Depletion of groundwater in the San Joaquin Valley is having wide-ranging effects not just on the agricultural industry and the environment, but also on the very earth beneath our feet. Massive changes in groundwater levels in the southern Central Valley are changing the stresses on the San Andreas Fault, according to recently published research.
Researchers have known for some time that human activity can be linked to localized seismic effects. In particular, much of the debate about fracking in California in the past few years has centered on evidence that the process of injecting large volumes of liquid underground can lubricate fault lines and increase local earthquake risk.
Now geophysicists in Washington, California and Nevada have gathered evidence that human activity can have much farther-reaching seismic consequences.
This research was spurred by the observation that the southern Sierra Nevadas and the Coastal Ranges are rising by 1 to 3 millimeters a year. Geologists have been observing this movement, which they call uplift, using a network of GPS sensors planted along these mountain ranges. They’ve batted around theories about why it might be happening, with no clear answer.

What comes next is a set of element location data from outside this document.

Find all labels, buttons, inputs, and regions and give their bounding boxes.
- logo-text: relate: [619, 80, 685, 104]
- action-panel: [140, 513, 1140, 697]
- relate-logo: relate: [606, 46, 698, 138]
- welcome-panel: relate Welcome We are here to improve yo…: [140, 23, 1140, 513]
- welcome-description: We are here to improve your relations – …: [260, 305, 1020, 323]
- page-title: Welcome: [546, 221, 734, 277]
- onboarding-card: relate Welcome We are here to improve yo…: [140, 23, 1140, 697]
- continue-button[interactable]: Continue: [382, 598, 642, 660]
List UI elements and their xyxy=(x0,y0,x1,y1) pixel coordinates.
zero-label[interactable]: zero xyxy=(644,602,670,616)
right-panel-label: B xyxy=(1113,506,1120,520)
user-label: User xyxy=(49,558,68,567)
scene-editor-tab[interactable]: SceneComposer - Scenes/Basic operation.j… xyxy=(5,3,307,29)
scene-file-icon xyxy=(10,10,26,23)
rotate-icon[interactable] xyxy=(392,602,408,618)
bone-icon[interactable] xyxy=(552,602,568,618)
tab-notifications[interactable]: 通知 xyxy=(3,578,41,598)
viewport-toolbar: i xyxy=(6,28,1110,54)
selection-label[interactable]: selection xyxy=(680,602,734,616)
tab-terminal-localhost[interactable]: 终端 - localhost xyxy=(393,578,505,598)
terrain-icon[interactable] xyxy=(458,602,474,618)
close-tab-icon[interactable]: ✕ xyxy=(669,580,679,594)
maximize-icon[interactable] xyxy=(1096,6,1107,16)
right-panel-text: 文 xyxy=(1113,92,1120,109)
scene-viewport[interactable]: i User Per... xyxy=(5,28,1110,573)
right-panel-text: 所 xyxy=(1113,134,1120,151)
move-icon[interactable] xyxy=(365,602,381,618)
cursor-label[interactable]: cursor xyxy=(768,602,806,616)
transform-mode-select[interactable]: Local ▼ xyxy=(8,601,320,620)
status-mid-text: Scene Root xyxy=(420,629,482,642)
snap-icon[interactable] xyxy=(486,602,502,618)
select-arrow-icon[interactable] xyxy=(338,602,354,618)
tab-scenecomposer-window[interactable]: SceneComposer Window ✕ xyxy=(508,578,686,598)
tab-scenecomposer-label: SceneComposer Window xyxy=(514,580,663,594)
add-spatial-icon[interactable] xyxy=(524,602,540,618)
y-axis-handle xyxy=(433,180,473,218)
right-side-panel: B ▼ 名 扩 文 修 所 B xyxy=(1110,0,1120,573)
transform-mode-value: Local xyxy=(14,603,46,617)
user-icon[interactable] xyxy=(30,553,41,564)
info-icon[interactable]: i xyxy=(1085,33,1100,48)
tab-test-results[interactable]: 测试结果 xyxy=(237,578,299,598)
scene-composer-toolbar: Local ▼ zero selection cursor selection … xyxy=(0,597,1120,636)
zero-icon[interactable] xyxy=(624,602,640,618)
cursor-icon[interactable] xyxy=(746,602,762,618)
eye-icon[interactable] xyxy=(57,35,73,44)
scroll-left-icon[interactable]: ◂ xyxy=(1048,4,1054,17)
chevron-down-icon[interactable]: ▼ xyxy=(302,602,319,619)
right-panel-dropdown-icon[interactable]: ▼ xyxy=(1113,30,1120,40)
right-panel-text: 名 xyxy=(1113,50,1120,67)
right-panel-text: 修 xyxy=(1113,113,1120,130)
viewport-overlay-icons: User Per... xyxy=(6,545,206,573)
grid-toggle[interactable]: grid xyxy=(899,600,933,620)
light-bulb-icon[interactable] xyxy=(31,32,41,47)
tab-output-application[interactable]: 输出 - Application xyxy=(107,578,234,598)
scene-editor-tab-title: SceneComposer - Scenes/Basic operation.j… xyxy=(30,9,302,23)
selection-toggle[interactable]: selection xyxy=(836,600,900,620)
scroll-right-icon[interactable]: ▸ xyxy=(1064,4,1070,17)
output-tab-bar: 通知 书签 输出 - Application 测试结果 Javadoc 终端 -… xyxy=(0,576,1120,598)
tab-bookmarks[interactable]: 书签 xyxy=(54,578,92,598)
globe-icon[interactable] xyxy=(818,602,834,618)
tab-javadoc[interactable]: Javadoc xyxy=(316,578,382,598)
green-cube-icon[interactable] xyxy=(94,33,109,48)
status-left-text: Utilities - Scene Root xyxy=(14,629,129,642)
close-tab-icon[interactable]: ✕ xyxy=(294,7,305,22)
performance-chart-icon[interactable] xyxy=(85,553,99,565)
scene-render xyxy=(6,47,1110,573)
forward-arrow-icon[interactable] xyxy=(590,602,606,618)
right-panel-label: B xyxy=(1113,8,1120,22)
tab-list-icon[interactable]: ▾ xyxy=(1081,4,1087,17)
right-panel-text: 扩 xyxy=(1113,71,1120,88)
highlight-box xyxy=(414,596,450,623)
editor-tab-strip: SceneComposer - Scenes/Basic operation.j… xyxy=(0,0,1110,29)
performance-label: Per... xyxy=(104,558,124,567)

“It looks like there’s a big bullseye of uplift in the mountains surrounding the south Central Valley,” said Colin Amos, a geologist at Western Washington University in Bellingham.
Ten years of satellite data show that groundwater use in the Central Valley is outpacing its replenishment, a trend that is intensifying in the current drought. Amos wondered if the two things might be connected. “What if uplift in the mountains is a response to sucking water out of the ground?” Amos said.
Amos and his collaborators found something that goes deeper than that — something that could look to a paranoid environmentalist like a grand unified theory of California problems: drought, water use, and earthquake risk. “We found a link between what humans are doing on the ground and the rate of earthquakes,” Amos said. His data and model were published in the international scientific journal Nature.